TRIBUNAL CANTONAL

COUR DE DROIT ADMINISTRATIF ET PUBLIC

 

Arrêt du 6 juin 2018

Composition

M. Guillaume Vianin, président; M. Jean-Etienne Ducret et
M. Guy Dutoit, assesseurs; M. Patrick Gigante, greffier.

 

Recourant

 

 A.________ à ******** représenté par Me Nabil Charaf, avocat à Montreux.  

  

Autorité intimée

 

Service de la population, à Lausanne.    

  

 

Objet

        Refus de délivrer   

 

Recours A.________ c/ décision du Service de la population du 22 décembre 2017

 

Vu les faits suivants:

A.                     Ressortissants des Emirats arabes unis nés respectivement en 1947 et en 1951, A.________ et B.________ ont requis, dans le courant de l’année 2012, la délivrance d’autorisations de séjour en leur faveur, afin de pouvoir vivre en Suisse. B.________ est propriétaire, depuis 2001, d’un appartement à ********. Par décision du 28 avril 2014, le Service de la population (ci-après: SPOP) a refusé de faire droit à cette demande, au motif que les conditions de l’art. 28 de la loi fédérale du 16 décembre 2005 sur les étrangers (LEtr; RS 142.20) n’étaient pas réalisées. Notifiée aux requérants par l’intermédiaire de l’Ambassade de Suisse à Abu Dhabi, cette décision n’a pas été attaquée.

B.                     Le 29 juillet 2017, A.________ et B.________ sont entrés en Suisse et ont pris domicile à ********. Le 11 septembre 2017, ils ont requis la délivrance d’une autorisation de séjour. Tout en rappelant qu’ils possédaient un appartement à ********, les époux A.________ ont indiqué que A.________ percevait une rente mensuelle d’un montant équivalant à 12'500 fr. et qu’il disposait d’une fortune d’environ 1'000'000 francs. Par courrier du 1er décembre 2017, le SPOP les a invités à exposer les liens qu’ils entretiennent avec la Suisse. Le
18 décembre 2017, les époux A.________ ont expliqué qu’ils séjournaient trois mois par an en Suisse, chaque année depuis 2001, que l’ensemble des membres de la famille possédait vingt-six appartements à ******** et entretenait d’excellents rapports avec le syndic de cette commune.

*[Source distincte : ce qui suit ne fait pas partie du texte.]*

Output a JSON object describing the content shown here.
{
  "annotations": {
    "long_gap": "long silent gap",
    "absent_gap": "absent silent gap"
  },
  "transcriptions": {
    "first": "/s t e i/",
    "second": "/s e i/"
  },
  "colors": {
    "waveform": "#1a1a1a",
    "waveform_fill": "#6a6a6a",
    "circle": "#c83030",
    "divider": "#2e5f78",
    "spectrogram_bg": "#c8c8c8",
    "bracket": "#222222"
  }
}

Par décision du 22 décembre 2017, le SPOP a rejeté la demande des époux A.________ tendant au réexamen de la décision négative du 28 avril 2014 et leur a imparti un délai au 15 février 2018 pour quitter la Suisse.

C.                     Par acte du 23 janvier 2018, A.________ a recouru auprès de la Cour de droit administratif et public du Tribunal cantonal (CDAP) contre cette dernière décision, dont il demande l’annulation.

Le SPOP a produit son dossier; il propose le rejet du recours.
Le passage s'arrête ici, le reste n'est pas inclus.